Amherst Women’s Center shuts down on Women's Day

The Amherst College Women’s and Gender Center is shutting down operations for the Day Without a Woman strike, leaving women in need of its services high and dry.

UPDATE: School officials contacted Campus Reform to dispute the characterizations made in this article, claiming that alternative arrangements had been made for the services normally offered by the WGC.

The Amherst College Women’s and Gender Center is shutting down operations for the Day Without a Woman strike, leaving women in need of its services high and dry.

The Women’s and Gender Center (WGC) usually provides a number of resources to women, including menstrual products, sexual health resources, self care items, and pregnancy tests.

However, in accordance with the women’s strike, the WGC will only open for “community and dialogue” between “women and their allies,” preventing women from accessing the WGC’s normal resources on International Women’s Day.

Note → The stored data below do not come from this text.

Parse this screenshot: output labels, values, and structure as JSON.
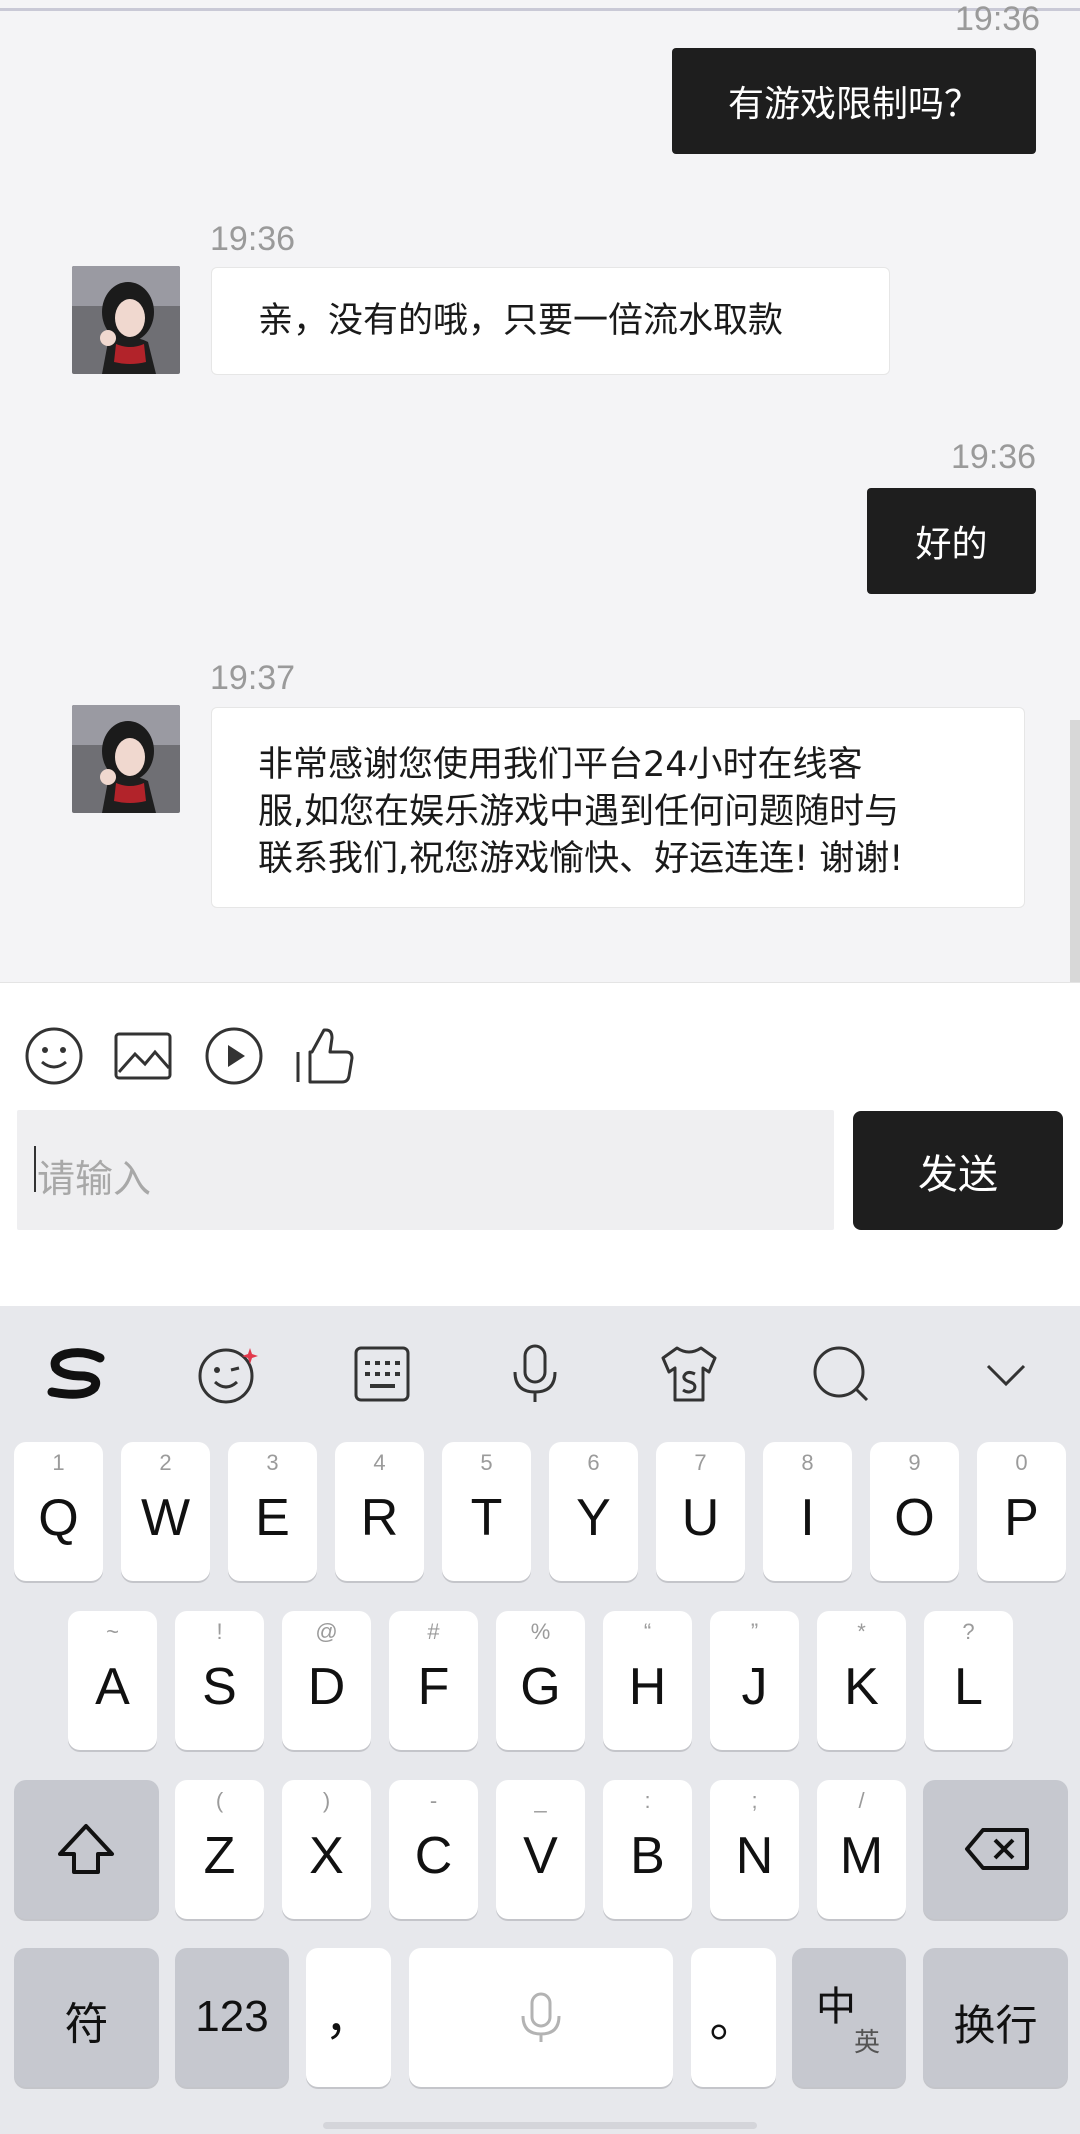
{
  "chat": {
    "messages": [
      {
        "side": "out",
        "time": "19:36",
        "text": "有游戏限制吗？"
      },
      {
        "side": "in",
        "time": "19:36",
        "text": "亲，没有的哦，只要一倍流水取款"
      },
      {
        "side": "out",
        "time": "19:36",
        "text": "好的"
      },
      {
        "side": "in",
        "time": "19:37",
        "lines": [
          "非常感谢您使用我们平台24小时在线客",
          "服,如您在娱乐游戏中遇到任何问题随时与",
          "联系我们,祝您游戏愉快、好运连连! 谢谢!"
        ]
      }
    ]
  },
  "composer": {
    "tools": [
      "emoji-icon",
      "image-icon",
      "video-play-icon",
      "thumbs-up-icon"
    ],
    "placeholder": "请输入",
    "send_label": "发送"
  },
  "keyboard": {
    "toolbar": [
      "sogou-logo-icon",
      "emoji-wink-icon",
      "keyboard-icon",
      "microphone-icon",
      "skin-shirt-icon",
      "search-icon",
      "collapse-chevron-icon"
    ],
    "row1": [
      {
        "label": "Q",
        "hint": "1"
      },
      {
        "label": "W",
        "hint": "2"
      },
      {
        "label": "E",
        "hint": "3"
      },
      {
        "label": "R",
        "hint": "4"
      },
      {
        "label": "T",
        "hint": "5"
      },
      {
        "label": "Y",
        "hint": "6"
      },
      {
        "label": "U",
        "hint": "7"
      },
      {
        "label": "I",
        "hint": "8"
      },
      {
        "label": "O",
        "hint": "9"
      },
      {
        "label": "P",
        "hint": "0"
      }
    ],
    "row2": [
      {
        "label": "A",
        "hint": "~"
      },
      {
        "label": "S",
        "hint": "!"
      },
      {
        "label": "D",
        "hint": "@"
      },
      {
        "label": "F",
        "hint": "#"
      },
      {
        "label": "G",
        "hint": "%"
      },
      {
        "label": "H",
        "hint": "“"
      },
      {
        "label": "J",
        "hint": "”"
      },
      {
        "label": "K",
        "hint": "*"
      },
      {
        "label": "L",
        "hint": "?"
      }
    ],
    "row3": [
      {
        "label": "Z",
        "hint": "("
      },
      {
        "label": "X",
        "hint": ")"
      },
      {
        "label": "C",
        "hint": "-"
      },
      {
        "label": "V",
        "hint": "_"
      },
      {
        "label": "B",
        "hint": ":"
      },
      {
        "label": "N",
        "hint": ";"
      },
      {
        "label": "M",
        "hint": "/"
      }
    ],
    "symbol_label": "符",
    "numbers_label": "123",
    "comma_label": "，",
    "period_label": "。",
    "lang_main": "中",
    "lang_sub": "英",
    "enter_label": "换行"
  }
}
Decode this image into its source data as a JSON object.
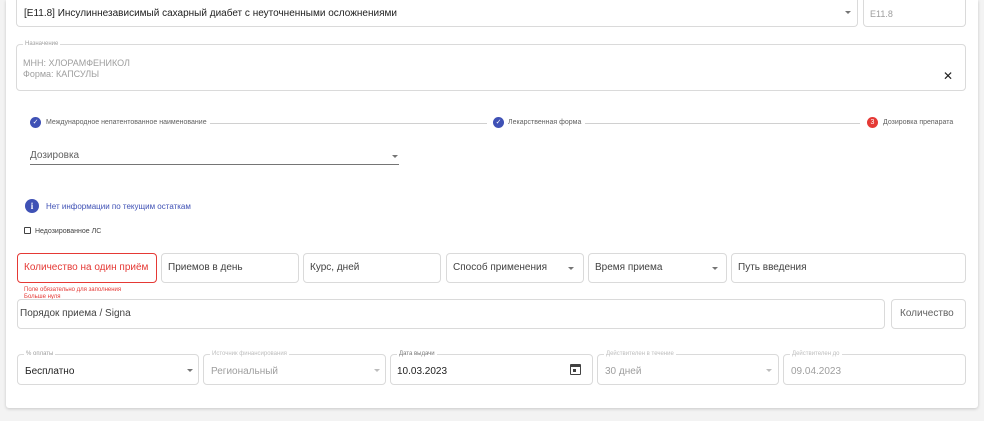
{
  "diagnosis": {
    "value": "[E11.8] Инсулиннезависимый сахарный диабет с неуточненными осложнениями",
    "code": "E11.8"
  },
  "drug": {
    "label": "Назначение",
    "mnn": "МНН: ХЛОРАМФЕНИКОЛ",
    "form": "Форма: КАПСУЛЫ"
  },
  "stepper": [
    {
      "label": "Международное непатентованное наименование",
      "status": "done",
      "icon": "check-icon"
    },
    {
      "label": "Лекарственная форма",
      "status": "done",
      "icon": "check-icon"
    },
    {
      "label": "Дозировка препарата",
      "status": "active",
      "number": "3"
    }
  ],
  "dosage": {
    "placeholder": "Дозировка"
  },
  "stock_info": {
    "text": "Нет информации по текущим остаткам",
    "icon": "info-icon"
  },
  "checkbox": {
    "label": "Недозированное ЛС"
  },
  "fields": {
    "per_dose": "Количество на один приём",
    "per_day": "Приемов в день",
    "course": "Курс, дней",
    "method": "Способ применения",
    "time": "Время приема",
    "route": "Путь введения",
    "error": "Поле обязательно для заполнения",
    "error2": "Больше нуля",
    "signa": "Порядок приема / Signa",
    "quantity": "Количество"
  },
  "bottom": {
    "payment": {
      "label": "% оплаты",
      "value": "Бесплатно"
    },
    "funding": {
      "label": "Источник финансирования",
      "value": "Региональный"
    },
    "issue_date": {
      "label": "Дата выдачи",
      "value": "10.03.2023"
    },
    "validity": {
      "label": "Действителен в течение",
      "value": "30 дней"
    },
    "valid_until": {
      "label": "Действителен до",
      "value": "09.04.2023"
    }
  },
  "colors": {
    "primary": "#3f51b5",
    "error": "#e53935",
    "accent_red": "#e53935"
  }
}
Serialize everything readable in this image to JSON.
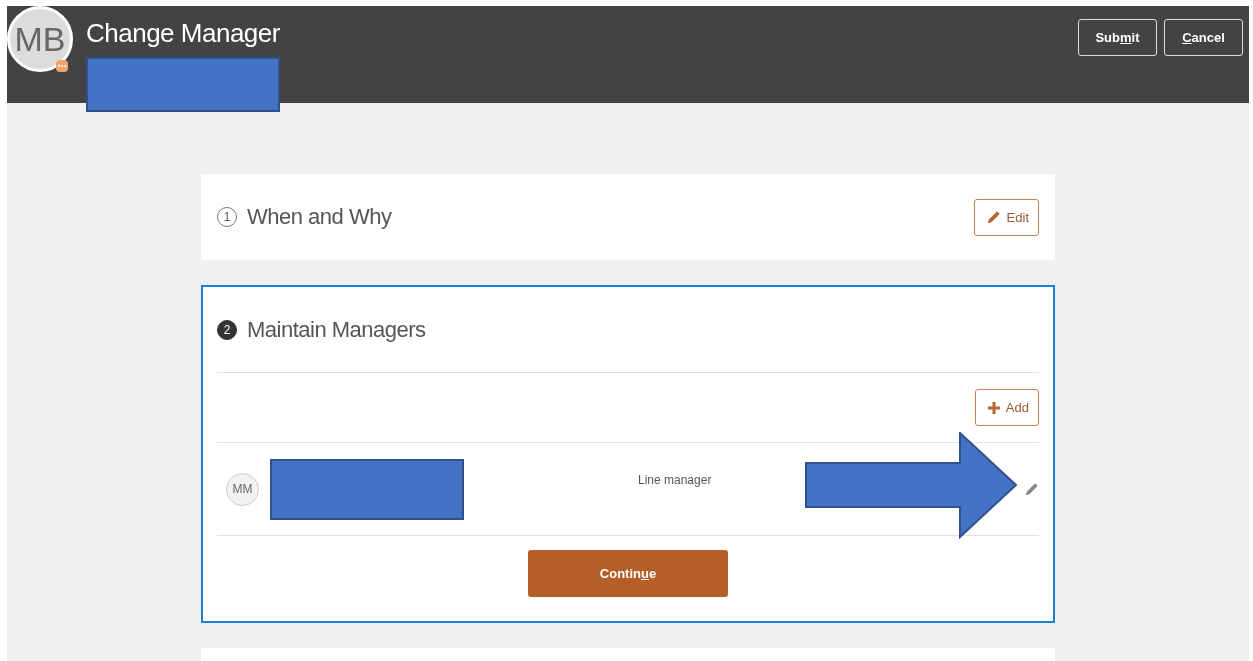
{
  "header": {
    "avatar_initials": "MB",
    "title": "Change Manager",
    "actions": [
      {
        "parts": [
          {
            "text": "Sub",
            "underlined": false
          },
          {
            "text": "m",
            "underlined": true
          },
          {
            "text": "it",
            "underlined": false
          }
        ]
      },
      {
        "parts": [
          {
            "text": "C",
            "underlined": true
          },
          {
            "text": "ancel",
            "underlined": false
          }
        ]
      }
    ]
  },
  "sections": [
    {
      "number": "1",
      "title": "When and Why",
      "active": false,
      "edit_button": "Edit"
    },
    {
      "number": "2",
      "title": "Maintain Managers",
      "active": true,
      "add_button": "Add",
      "managers": [
        {
          "initials": "MM",
          "role": "Line manager"
        }
      ],
      "continue_button": {
        "parts": [
          {
            "text": "Contin",
            "underlined": false
          },
          {
            "text": "u",
            "underlined": true
          },
          {
            "text": "e",
            "underlined": false
          }
        ]
      }
    }
  ]
}
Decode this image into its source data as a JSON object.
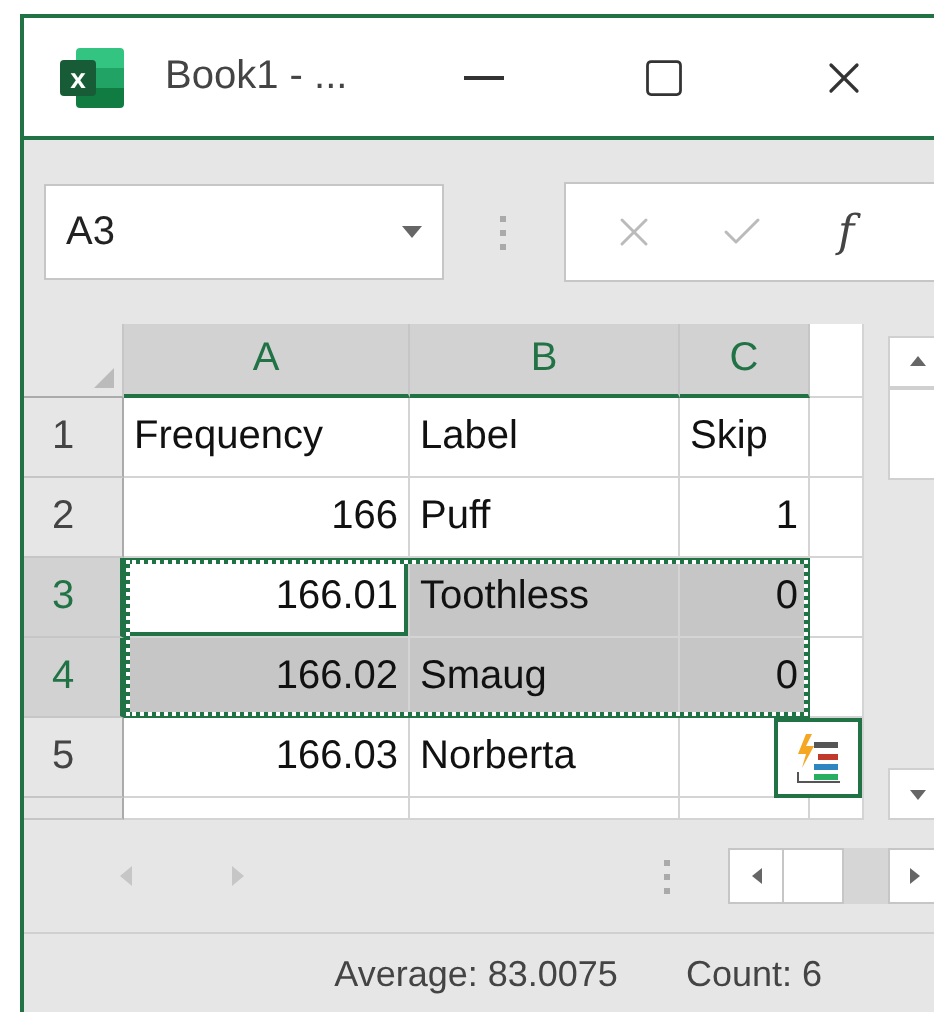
{
  "window": {
    "logo_letter": "x",
    "title": "Book1 - ..."
  },
  "formula_bar": {
    "name_box": "A3",
    "function_label": "f"
  },
  "columns": [
    {
      "label": "A",
      "selected": true
    },
    {
      "label": "B",
      "selected": true
    },
    {
      "label": "C",
      "selected": true
    }
  ],
  "rows": [
    {
      "number": "1",
      "selected": false,
      "cells": [
        {
          "text": "Frequency",
          "kind": "text",
          "active": false
        },
        {
          "text": "Label",
          "kind": "text",
          "active": false
        },
        {
          "text": "Skip",
          "kind": "text",
          "active": false
        }
      ]
    },
    {
      "number": "2",
      "selected": false,
      "cells": [
        {
          "text": "166",
          "kind": "number",
          "active": false
        },
        {
          "text": "Puff",
          "kind": "text",
          "active": false
        },
        {
          "text": "1",
          "kind": "number",
          "active": false
        }
      ]
    },
    {
      "number": "3",
      "selected": true,
      "cells": [
        {
          "text": "166.01",
          "kind": "number",
          "active": true
        },
        {
          "text": "Toothless",
          "kind": "text",
          "active": false
        },
        {
          "text": "0",
          "kind": "number",
          "active": false
        }
      ]
    },
    {
      "number": "4",
      "selected": true,
      "cells": [
        {
          "text": "166.02",
          "kind": "number",
          "active": false
        },
        {
          "text": "Smaug",
          "kind": "text",
          "active": false
        },
        {
          "text": "0",
          "kind": "number",
          "active": false
        }
      ]
    },
    {
      "number": "5",
      "selected": false,
      "cells": [
        {
          "text": "166.03",
          "kind": "number",
          "active": false
        },
        {
          "text": "Norberta",
          "kind": "text",
          "active": false
        },
        {
          "text": "",
          "kind": "text",
          "active": false
        }
      ]
    }
  ],
  "status_bar": [
    "Average: 83.0075",
    "Count: 6"
  ]
}
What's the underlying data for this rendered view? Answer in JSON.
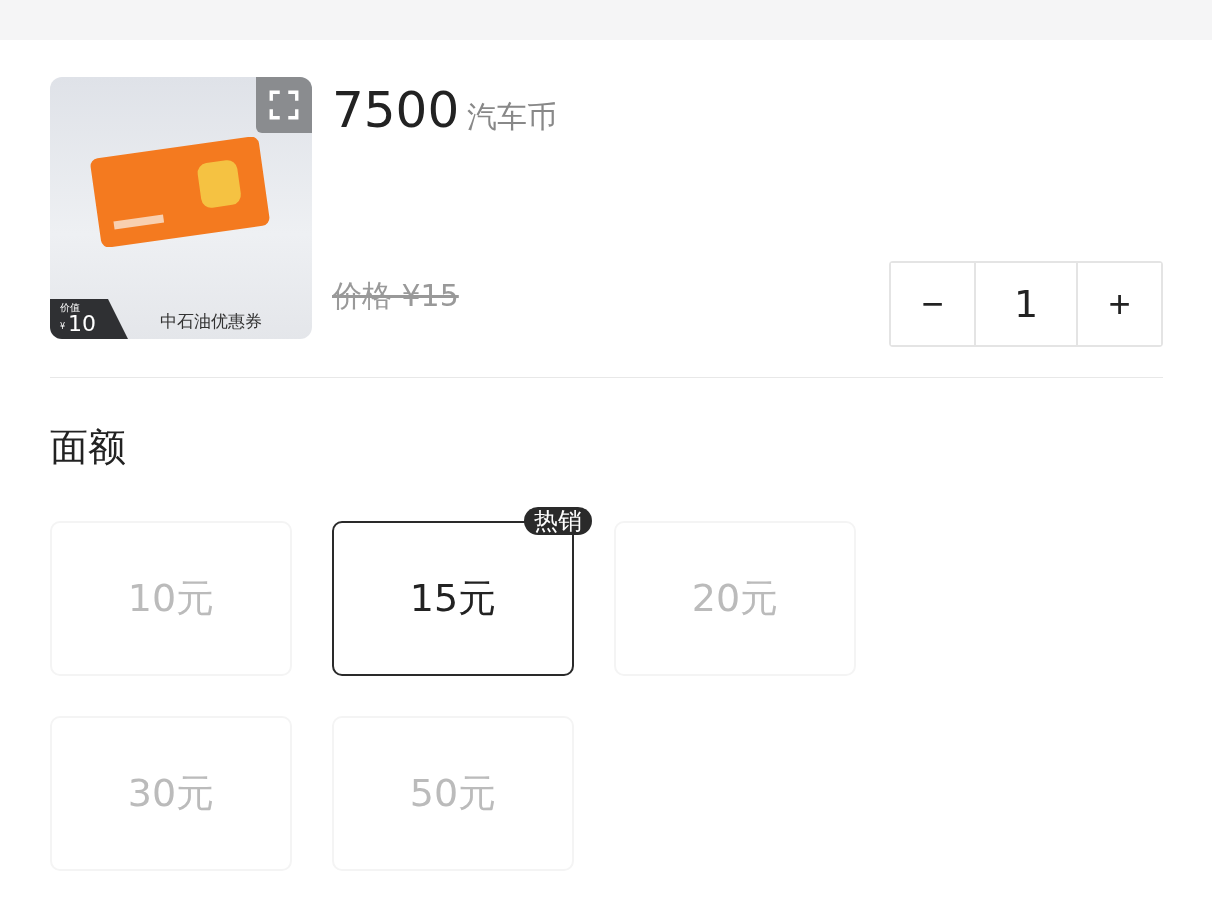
{
  "product": {
    "value_label": "价值",
    "value_currency": "¥",
    "value_amount": "10",
    "image_caption": "中石油优惠券",
    "price_amount": "7500",
    "price_unit": "汽车币",
    "original_price": "价格 ¥15",
    "quantity": "1",
    "minus": "−",
    "plus": "+"
  },
  "denomination": {
    "title": "面额",
    "options": [
      {
        "label": "10元",
        "selected": false
      },
      {
        "label": "15元",
        "selected": true,
        "badge": "热销"
      },
      {
        "label": "20元",
        "selected": false
      },
      {
        "label": "30元",
        "selected": false
      },
      {
        "label": "50元",
        "selected": false
      }
    ]
  }
}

According to a Facebook event for WGC’s closure, women can still access the space for hourly conversations on “intersectional feminism, gender, and womanhood.”

At 11:00 a.m., for example, women and their allies can attend an elaborately-titled event called, “The public cyberspace isn’t actually public if half the people are being told to get the f*ck out: The scourge of gendered hate speech online and how we combat it here and abroad.”

Other topics for the day include the wage gap, moving past white-centric feminism, and an introduction to International Women’s Day.

Campus Reform reached out to WGC for comment but did not receive a response by press time.

UPDATE: Amherst College reached out to Campus Reform to dispute the wording used in the following story. According to Director of Media Communications Carolina Hanna, "shutting down operations" means that "WGC is devoted to one formal event going on today."

As such, women needing resources "won't be able to immediately procure them" because WGC will be crowded and busy with the discussion sessions. Women who are in need of immediate services can go to other student centers that are "literally a stone's throw from the WGC."